Not a word from her brother, not a single word to her. The first that she saw was written in a strange hand, the next too, and the following after that, the whole thing, but in two different handwritings. There were some sheets of paper fastened together, some letters, a few loose scraps--not a word from Edward.
What did it signify? Involuntarily Josephine selected the least of all the papers, a little scrap of three lines:
"They destroyed my good name and I knew it not. For I knew not that I had it before it was destroyed."
On another scrap there were these words faintly written:
"Forgive them; they know not what they do!"

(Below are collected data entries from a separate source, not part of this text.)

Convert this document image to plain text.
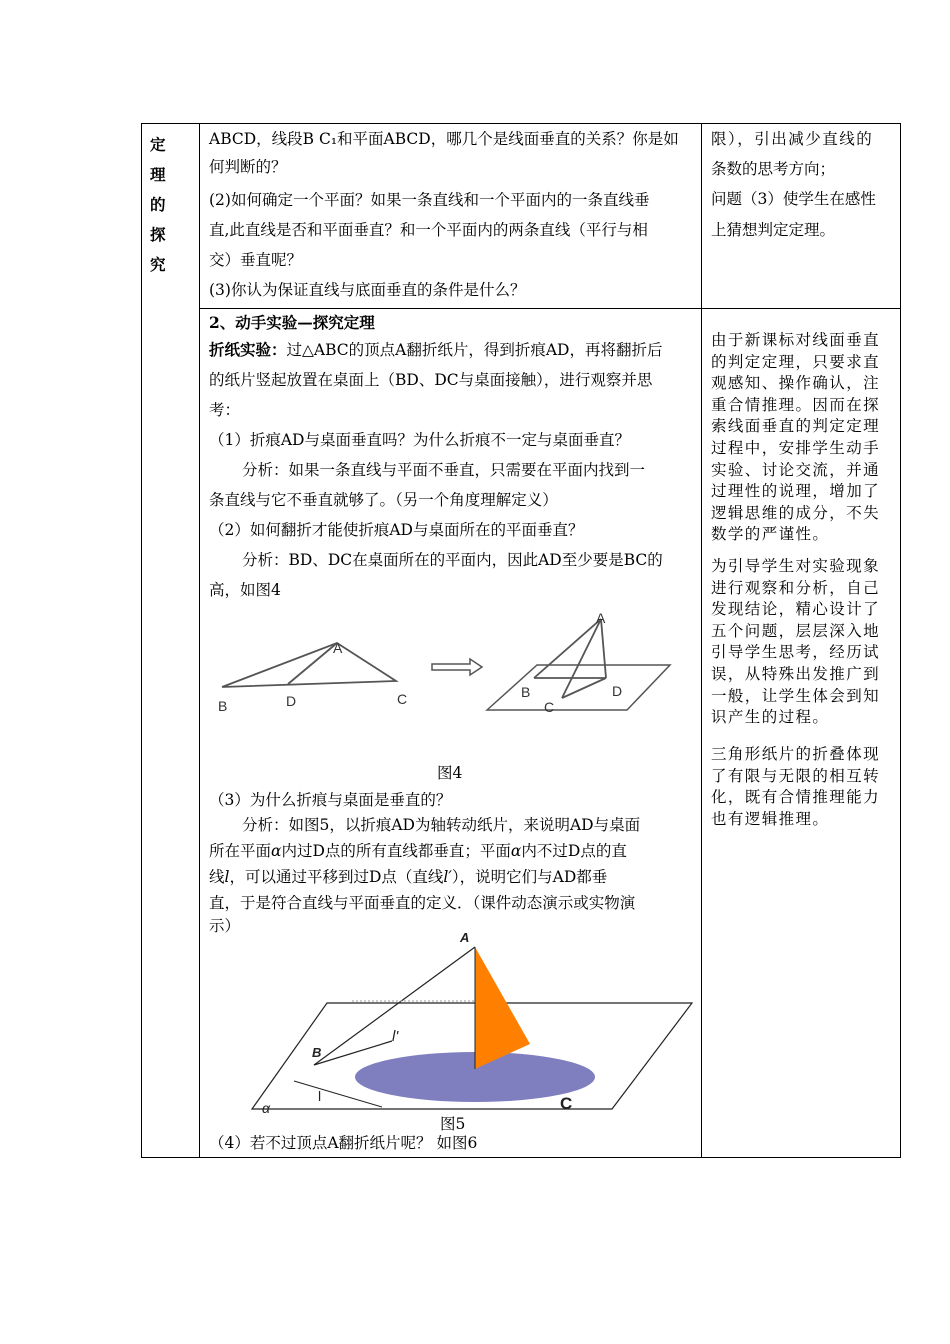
定理的探究
ABCD，线段B C₁和平面ABCD，哪几个是线面垂直的关系？你是如
何判断的？
(2)如何确定一个平面？如果一条直线和一个平面内的一条直线垂
直,此直线是否和平面垂直？和一个平面内的两条直线（平行与相
交）垂直呢？
(3)你认为保证直线与底面垂直的条件是什么？
限），引出减少直线的
条数的思考方向；
问题（3）使学生在感性
上猜想判定定理。
2、动手实验—探究定理
折纸实验：过△ABC的顶点A翻折纸片，得到折痕AD，再将翻折后
的纸片竖起放置在桌面上（BD、DC与桌面接触），进行观察并思
考：
（1）折痕AD与桌面垂直吗？为什么折痕不一定与桌面垂直？
分析：如果一条直线与平面不垂直，只需要在平面内找到一
条直线与它不垂直就够了。（另一个角度理解定义）
（2）如何翻折才能使折痕AD与桌面所在的平面垂直？
分析：BD、DC在桌面所在的平面内，因此AD至少要是BC的
高，如图4
A
B	D	C
A
B
C
D
图4
（3）为什么折痕与桌面是垂直的？
分析：如图5，以折痕AD为轴转动纸片，来说明AD与桌面
所在平面α内过D点的所有直线都垂直；平面α内不过D点的直
线l，可以通过平移到过D点（直线l′），说明它们与AD都垂
直，于是符合直线与平面垂直的定义．（课件动态演示或实物演
示）
A
B
C
l'
l
α
图5
（4）若不过顶点A翻折纸片呢？ 如图6
由于新课标对线面垂直的判定定理，只要求直观感知、操作确认，注重合情推理。因而在探索线面垂直的判定定理过程中，安排学生动手实验、讨论交流，并通过理性的说理，增加了逻辑思维的成分，不失数学的严谨性。
为引导学生对实验现象进行观察和分析，自己发现结论，精心设计了五个问题，层层深入地引导学生思考，经历试误，从特殊出发推广到一般，让学生体会到知识产生的过程。
三角形纸片的折叠体现了有限与无限的相互转化，既有合情推理能力也有逻辑推理。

This delicate, flowing handwriting was of course Ragni's. Josephine began to tremble without knowing why.
Then there was a letter, written in another hand, the first words of which were in red ink. No signature. But as she read that Kallem was not to see it, she guessed it was a love-letter from Karl Meek, which Kallem must have found afterwards. What had Josephine to do with that?
Hastily she read the first words, but was surprised at his calling her "you," and that he spoke of a sorrow which he would have borne alone, but which now had fallen upon her too, a slander----? Had she been slandered?